While "structured settlement payments" are being referred to by some as "disability payments," the truth is that many personal injury claimants are not disabled at all and in fact are fully able individuals, physically and mentally, and completely capable of their own judgement, financial management (just as anyone else at least) and personal decision making.
It is their life and their money. Shouldn't it be their own right and freedom of choice to decide how to live and how to manage their own money?
Well, it isn't. The Structured Settlement Protection Acts are not discriminate on who owns the payment rights, whether a capable, mature individual in good health and mental status or a disabled, impaired person with compromised ability to make personal decisions and protect his or her interests.
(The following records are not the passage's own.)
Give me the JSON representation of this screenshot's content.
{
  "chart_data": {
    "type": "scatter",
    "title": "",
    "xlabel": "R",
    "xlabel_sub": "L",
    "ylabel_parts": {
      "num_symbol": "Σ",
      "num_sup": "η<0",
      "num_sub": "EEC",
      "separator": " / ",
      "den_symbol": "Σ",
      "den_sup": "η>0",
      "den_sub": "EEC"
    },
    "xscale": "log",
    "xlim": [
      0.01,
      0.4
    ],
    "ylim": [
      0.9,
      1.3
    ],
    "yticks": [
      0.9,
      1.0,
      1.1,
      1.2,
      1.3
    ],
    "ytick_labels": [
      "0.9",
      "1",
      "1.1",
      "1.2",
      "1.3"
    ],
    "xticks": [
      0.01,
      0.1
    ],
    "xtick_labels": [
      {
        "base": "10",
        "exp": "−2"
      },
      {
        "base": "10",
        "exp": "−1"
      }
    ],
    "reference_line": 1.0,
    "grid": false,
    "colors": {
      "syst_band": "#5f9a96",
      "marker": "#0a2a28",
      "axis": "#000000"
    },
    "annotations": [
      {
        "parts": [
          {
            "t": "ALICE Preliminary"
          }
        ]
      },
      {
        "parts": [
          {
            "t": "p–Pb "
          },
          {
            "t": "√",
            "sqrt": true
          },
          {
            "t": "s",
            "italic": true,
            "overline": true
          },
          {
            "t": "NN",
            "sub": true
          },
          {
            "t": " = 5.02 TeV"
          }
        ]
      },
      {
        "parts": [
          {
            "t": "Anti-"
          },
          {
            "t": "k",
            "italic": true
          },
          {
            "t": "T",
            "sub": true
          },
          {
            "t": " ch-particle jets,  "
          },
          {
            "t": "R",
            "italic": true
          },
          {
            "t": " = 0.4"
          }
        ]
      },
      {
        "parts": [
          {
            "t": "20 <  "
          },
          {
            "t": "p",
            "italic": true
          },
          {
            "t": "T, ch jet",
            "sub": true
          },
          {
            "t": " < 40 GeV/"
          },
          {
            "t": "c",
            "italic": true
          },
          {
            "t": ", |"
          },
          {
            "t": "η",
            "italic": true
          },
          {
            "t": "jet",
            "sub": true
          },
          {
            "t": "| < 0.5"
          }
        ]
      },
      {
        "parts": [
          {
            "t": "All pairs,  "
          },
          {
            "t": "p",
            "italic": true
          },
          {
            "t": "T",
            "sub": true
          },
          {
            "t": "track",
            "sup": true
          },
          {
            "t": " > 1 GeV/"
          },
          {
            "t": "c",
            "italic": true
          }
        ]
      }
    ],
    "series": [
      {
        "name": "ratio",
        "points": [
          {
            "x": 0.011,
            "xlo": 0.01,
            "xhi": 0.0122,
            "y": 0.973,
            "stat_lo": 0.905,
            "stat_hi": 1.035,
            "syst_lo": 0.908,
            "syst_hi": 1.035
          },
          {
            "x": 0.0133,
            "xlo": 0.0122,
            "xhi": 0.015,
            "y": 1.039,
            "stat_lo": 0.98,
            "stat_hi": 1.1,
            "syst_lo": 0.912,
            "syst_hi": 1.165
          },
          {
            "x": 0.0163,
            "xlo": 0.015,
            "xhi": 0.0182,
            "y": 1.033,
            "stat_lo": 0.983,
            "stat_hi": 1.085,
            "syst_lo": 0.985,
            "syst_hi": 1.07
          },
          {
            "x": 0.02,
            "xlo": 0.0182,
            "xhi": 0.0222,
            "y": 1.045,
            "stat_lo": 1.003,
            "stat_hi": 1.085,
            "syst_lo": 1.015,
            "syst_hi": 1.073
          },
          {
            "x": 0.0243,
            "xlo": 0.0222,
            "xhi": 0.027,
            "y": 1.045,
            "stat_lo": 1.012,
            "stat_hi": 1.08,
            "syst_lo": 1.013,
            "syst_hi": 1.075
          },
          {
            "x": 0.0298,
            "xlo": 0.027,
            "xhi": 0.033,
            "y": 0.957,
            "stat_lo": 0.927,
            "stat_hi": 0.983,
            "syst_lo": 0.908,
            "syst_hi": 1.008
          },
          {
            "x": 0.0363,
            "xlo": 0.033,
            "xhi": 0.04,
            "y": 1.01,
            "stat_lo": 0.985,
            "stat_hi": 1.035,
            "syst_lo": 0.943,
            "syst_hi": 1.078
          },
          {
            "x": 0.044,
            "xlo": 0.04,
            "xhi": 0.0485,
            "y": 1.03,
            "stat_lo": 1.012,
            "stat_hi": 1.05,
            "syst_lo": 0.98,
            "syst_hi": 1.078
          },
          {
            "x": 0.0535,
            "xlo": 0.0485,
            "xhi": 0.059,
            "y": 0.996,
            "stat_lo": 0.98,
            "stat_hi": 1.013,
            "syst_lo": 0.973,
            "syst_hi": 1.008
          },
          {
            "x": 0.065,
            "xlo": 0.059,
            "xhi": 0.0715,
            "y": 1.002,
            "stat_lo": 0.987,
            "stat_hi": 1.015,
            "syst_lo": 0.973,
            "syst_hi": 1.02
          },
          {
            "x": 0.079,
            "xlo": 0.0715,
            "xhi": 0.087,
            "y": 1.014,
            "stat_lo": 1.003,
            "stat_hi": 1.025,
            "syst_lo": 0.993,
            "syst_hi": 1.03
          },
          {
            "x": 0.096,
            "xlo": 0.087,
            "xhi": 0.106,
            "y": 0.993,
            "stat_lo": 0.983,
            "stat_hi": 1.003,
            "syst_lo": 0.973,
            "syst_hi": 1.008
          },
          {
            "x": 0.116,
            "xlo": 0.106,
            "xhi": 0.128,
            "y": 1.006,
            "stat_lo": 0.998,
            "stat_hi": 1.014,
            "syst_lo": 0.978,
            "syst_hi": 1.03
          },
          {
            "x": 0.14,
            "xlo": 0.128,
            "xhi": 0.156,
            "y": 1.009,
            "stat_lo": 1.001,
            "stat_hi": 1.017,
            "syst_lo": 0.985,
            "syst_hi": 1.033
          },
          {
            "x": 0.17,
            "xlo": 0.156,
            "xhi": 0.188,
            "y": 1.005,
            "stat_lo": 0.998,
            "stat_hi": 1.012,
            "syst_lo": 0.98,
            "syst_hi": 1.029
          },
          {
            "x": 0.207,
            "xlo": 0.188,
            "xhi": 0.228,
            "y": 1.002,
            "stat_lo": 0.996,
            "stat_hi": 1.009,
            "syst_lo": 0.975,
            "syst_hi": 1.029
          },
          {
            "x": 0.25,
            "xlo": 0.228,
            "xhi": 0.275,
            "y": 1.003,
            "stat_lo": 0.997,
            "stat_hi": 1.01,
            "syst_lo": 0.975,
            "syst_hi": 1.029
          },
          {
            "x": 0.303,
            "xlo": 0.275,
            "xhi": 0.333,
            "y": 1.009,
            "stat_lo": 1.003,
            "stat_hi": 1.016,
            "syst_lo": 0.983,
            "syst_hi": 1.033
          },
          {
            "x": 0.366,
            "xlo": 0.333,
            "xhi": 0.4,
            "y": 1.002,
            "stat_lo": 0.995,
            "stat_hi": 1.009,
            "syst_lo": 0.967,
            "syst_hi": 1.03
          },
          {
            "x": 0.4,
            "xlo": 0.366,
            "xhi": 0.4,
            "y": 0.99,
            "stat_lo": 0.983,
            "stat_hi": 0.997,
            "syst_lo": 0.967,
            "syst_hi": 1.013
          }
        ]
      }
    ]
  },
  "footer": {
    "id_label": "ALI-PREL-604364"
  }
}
Regardless of status, a holder of structured settlement payment rights is legally barred from selling future proceeds to get cash for structured settlement payment rights without a court order approving that the sale, in the judge's view, is in the best interest of the seller.
Just let's not forget: it is because of this indiscriminate approach that healthy and fully able individuals also benefit from the tax-free law on the initial structured settlement.
Whether a personal injury plaintiff is left with long lasting injuries, disability, medical expenses, loss of job, wages and income, or has completely recovered with no more need for the protection of long term financial security than any other ordinary person, the plaintiff still benefits from the tax exemption on the structured settlement payments
Bottom line: tax-free status of structured settlements and structured settlement transfers to raise cash from structured settlement payment rights are both governed by the law indiscriminate of health and ability of the annuitants.
As an ordinary payee you take the whole package, the benefits as well as what may be perceived by you as a disadvantage.